ServiceMax promises accelerating growth as key to $1.4B SPAC deal
Alex Wilhelm and Ron Miller dug into ServiceMax, a company that builds software for the field-service industry, after it announced it would go public via a SPAC.
“Broadly, ServiceMax’s business has a history of modest growth and cash consumption,” they write. “It promises a big change to that storyline, though. Here’s how.”
The head of Citi Ventures on how, and why, to leverage corporate venture arms like his
At our recent Early Stage event, we had the opportunity to talk with Arvind Purushotham, the managing director and global head of Citi Ventures, about how startups should think about corporate venture arms, including what a check from an enterprise like Citi can mean, and how to leverage that kind of goliath once it’s already a financial partner.

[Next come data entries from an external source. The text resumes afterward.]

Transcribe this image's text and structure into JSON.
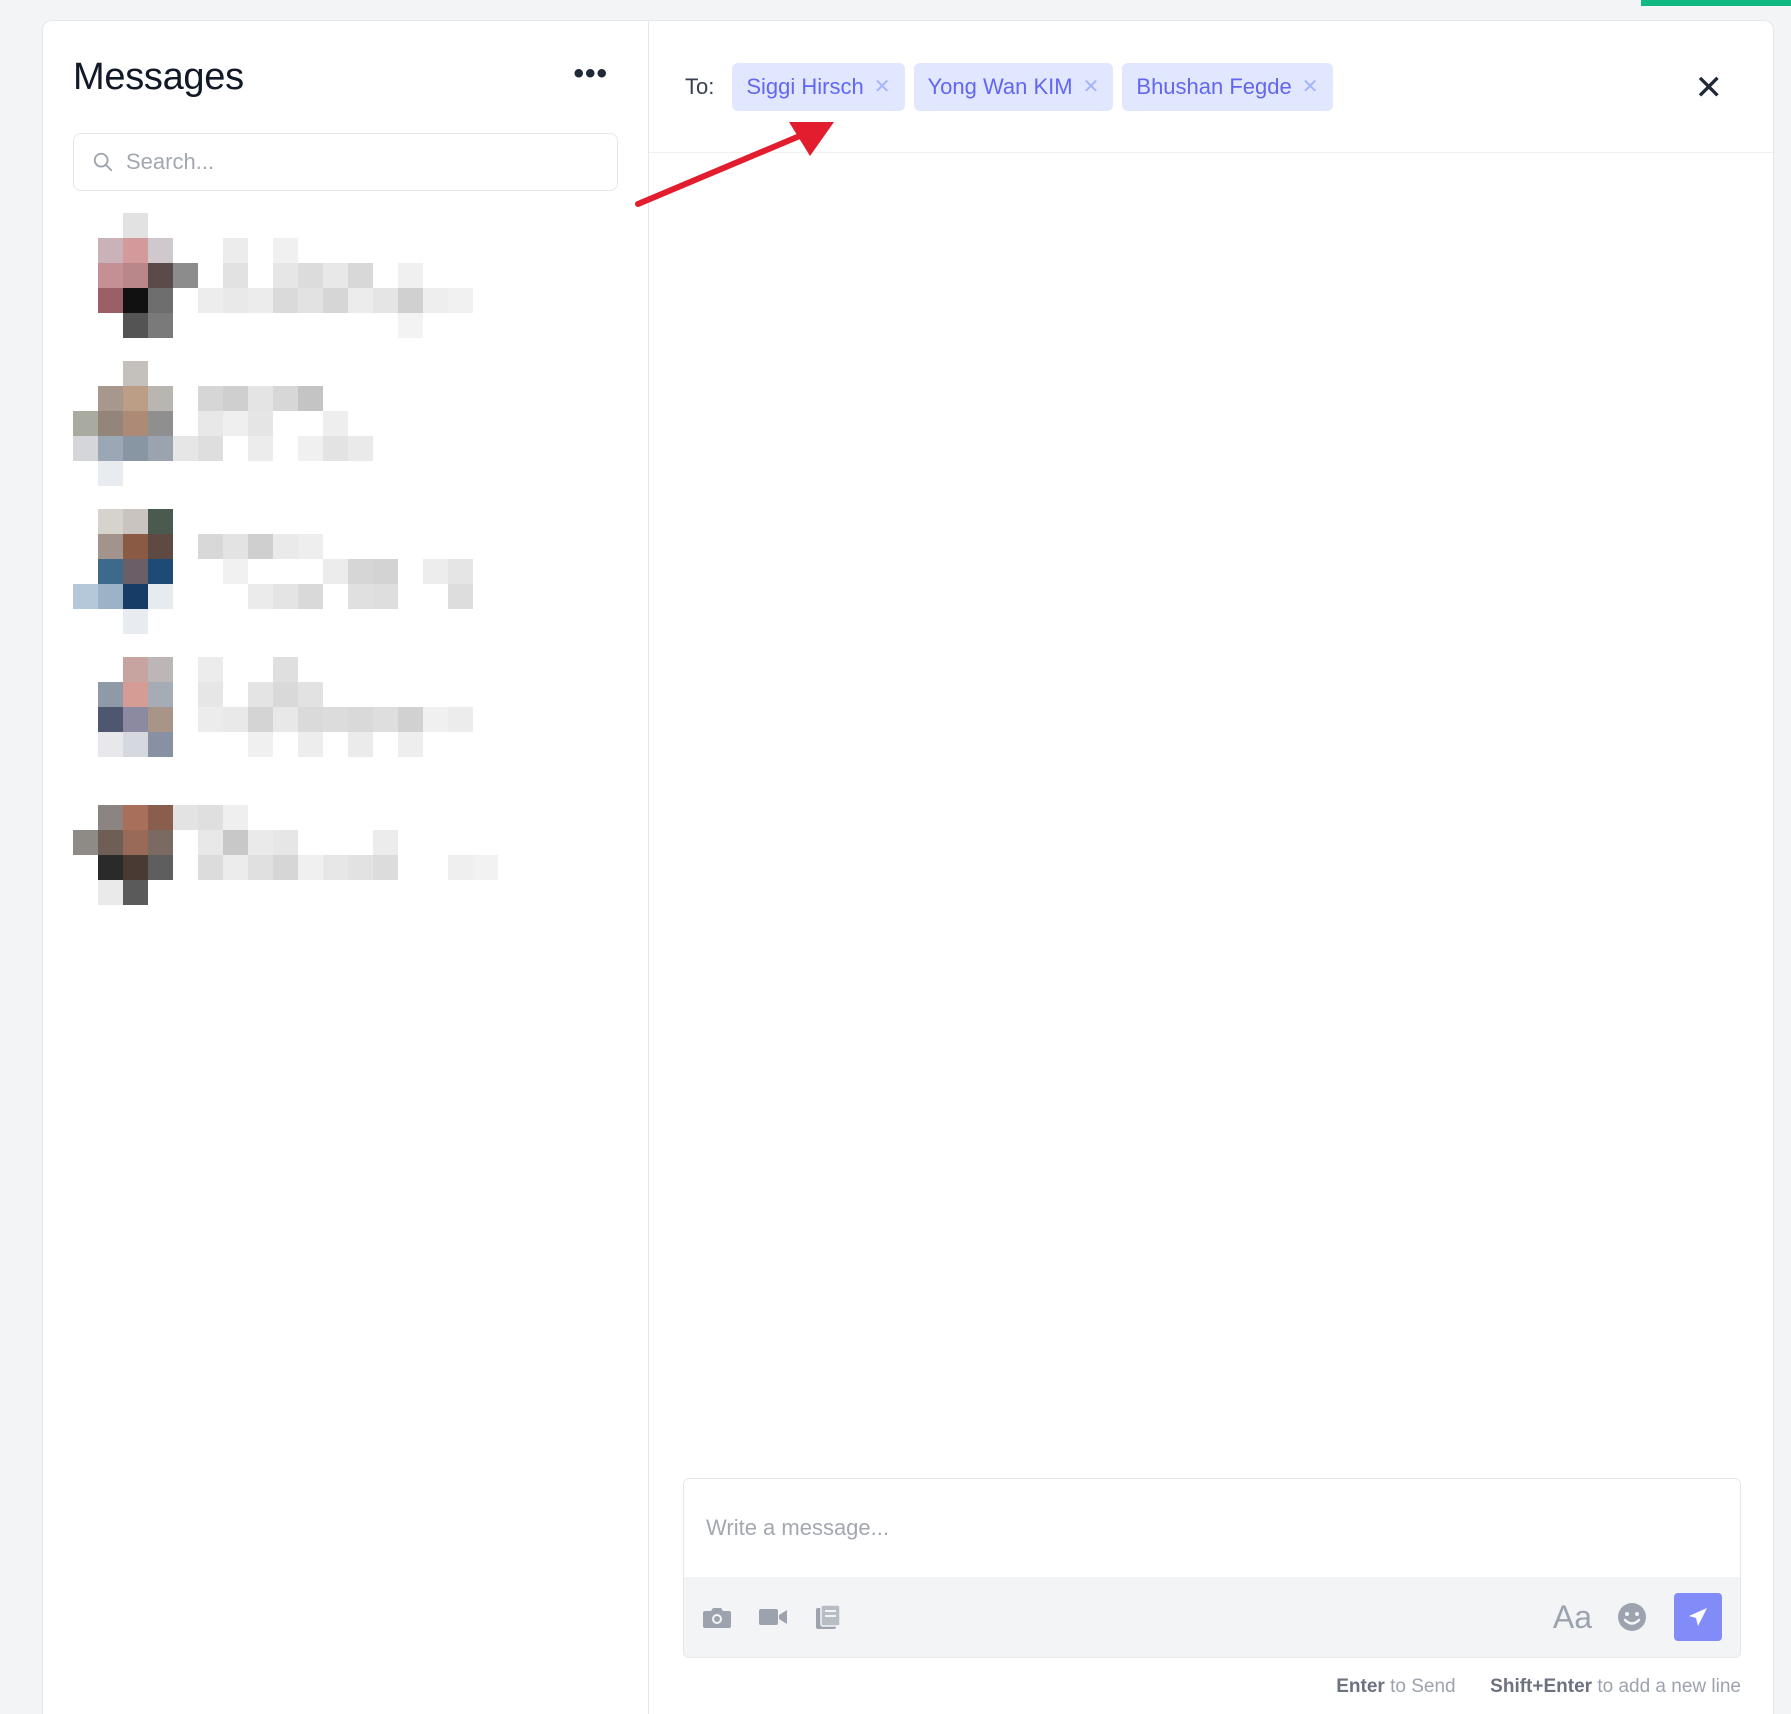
{
  "sidebar": {
    "title": "Messages",
    "more_icon": "ellipsis-icon",
    "search": {
      "placeholder": "Search..."
    },
    "conversations_count_visible": 5
  },
  "chat": {
    "to_label": "To:",
    "recipients": [
      {
        "name": "Siggi Hirsch"
      },
      {
        "name": "Yong Wan KIM"
      },
      {
        "name": "Bhushan Fegde"
      }
    ],
    "composer": {
      "placeholder": "Write a message...",
      "font_toggle": "Aa"
    },
    "hint": {
      "enter_key": "Enter",
      "enter_text": "to Send",
      "shift_key": "Shift+Enter",
      "shift_text": "to add a new line"
    }
  },
  "colors": {
    "chip_bg": "#e0e7ff",
    "chip_text": "#6366f1",
    "send_button": "#818cf8",
    "annotation_arrow": "#e11d2e",
    "top_accent": "#10b981"
  }
}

For founders trying to understand the benefits and potential pitfalls of working with a corporate venture arm versus a more traditional venture team, it’s worth zipping through this discussion.
Robinhood targets IPO valuation up to $35B amid warning that crypto incomes are slipping
Alex Wilhelm considers what Robinhood’s first IPO price range ($38 to $42 per share) means for the U.S. consumer fintech giant and whether we can expect it to raise the range again before it debuts.
In picking apart Robinhood’s latest filing, Alex noticed an aside about decreased crypto trading volume.
“Because Robinhood deals with consumers, who might decide to trade less in time, it has more uncertainty in its future growth than, say, Zoom,” he notes.
The Zoom-Five9 deal is a big bet for the video conferencing company
Zoom plans to spend a little less than a sixth of its value on Five9, which sells software that allows users to reach customers across platforms and record notes on their interactions.
Alex Wilhelm notes “that Five9’s revenue growth rate is a fraction of Zoom’s.”
“The larger company, then, is buying a piece of revenue that is growing slower than its core business. That’s a bit of a flip from many transactions that we see, in which the smaller company being acquired is growing faster than the acquiring entity’s own operations.
“Why would Zoom buy slower growth for so very much money?”
AngelList Venture’s Avlok Kohli on rolling funds and the busy state of VC
Few companies have deeper insights into the day-by-day state of venture capital than AngelList.
According to the company’s data, over 51% of the “top tier U.S. VC deals” involve their platform and tools, giving them a remarkably expansive view of everything going on.
AngelList Venture CEO Avlok Kohli joined us at TechCrunch Early Stage to discuss topics ranging from the state of the market to his thoughts on why there’s suddenly so much money flooding into VC (sending valuations to the sky), and where AngelList could go from here.